Interactions between toric varieties and convex polytopes

2022 Fiscal Year Final Research Report

• Project/Area Number: 20K03562
• Research Category: Grant-in-Aid for Scientific Research (C)
• Allocation Type: Multi-year Fund
• Section: 一般
• Review Section: Basic Section 11010:Algebra-related
• Research Institution: Nara Medical University
• Principal Investigator: Ryo Kawaguchi 奈良県立医科大学, 医学部, 講師 (10573694)
• Project Period (FY): 2020-04-01 – 2023-03-31
• Keywords: 代数幾何学 / 偏極多様体 / 断面幾何種数 / トーリック多様体 / 凸多面体 / Wierstarss半群

Outline of Final Research Achievements

In this study, we worked on various problems in algebraic geometry and algebraic combinatorics by using the close relationship between toric varieties and convex polytopes.

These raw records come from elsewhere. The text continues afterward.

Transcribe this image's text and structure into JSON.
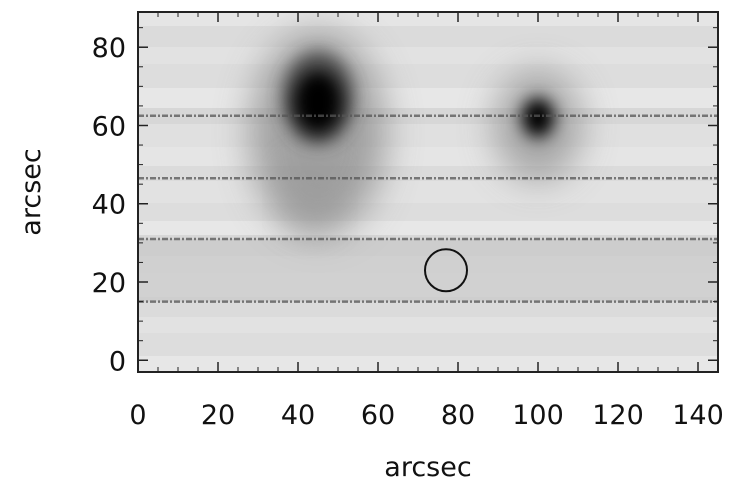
{
  "chart_data": {
    "type": "heatmap",
    "title": "",
    "xlabel": "arcsec",
    "ylabel": "arcsec",
    "xlim": [
      0,
      145
    ],
    "ylim": [
      -3,
      89
    ],
    "x_ticks": [
      "0",
      "20",
      "40",
      "60",
      "80",
      "100",
      "120",
      "140"
    ],
    "y_ticks": [
      "0",
      "20",
      "40",
      "60",
      "80"
    ],
    "colormap": "grayscale",
    "background_level": 0.2,
    "features": [
      {
        "kind": "dark-core",
        "x": 45,
        "y": 66
      },
      {
        "kind": "dark-core",
        "x": 100,
        "y": 62
      }
    ],
    "scan_lines_y": [
      62.5,
      46.5,
      31,
      15
    ],
    "circle_marker": {
      "x": 77,
      "y": 23,
      "radius_arcsec": 5
    },
    "grid": false
  }
}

We published a paper on the relation between the sectional genus and the volume of a polytope, which led to exchanges and initiated joint research with polyhedral researchers. While we also obtain the numerical criterion for determining the cyclicness of Weierstrass semigroups whose degree is even number less than or equal to 10.

Free Research Field

代数幾何学

Academic Significance and Societal Importance of the Research Achievements

図形（代数多様体）を方程式の解集合として捉える代数幾何学において, トーリック多様体は凸多面体論と深いつながりを持った特殊な多様体群であり, 重要な不変量の多くを対応する多面体の形や体積, 格子点の数といった情報から読み取ることができる. 両分野の概念の間にできるだけ多くの接点を見つけることが研究の発展に欠かせない要素であるが, 本研究では代数幾何学における偏極多様体の断面種数やWeierstrass半群といった概念を凸多面体の言葉で解釈する方法を見つけた.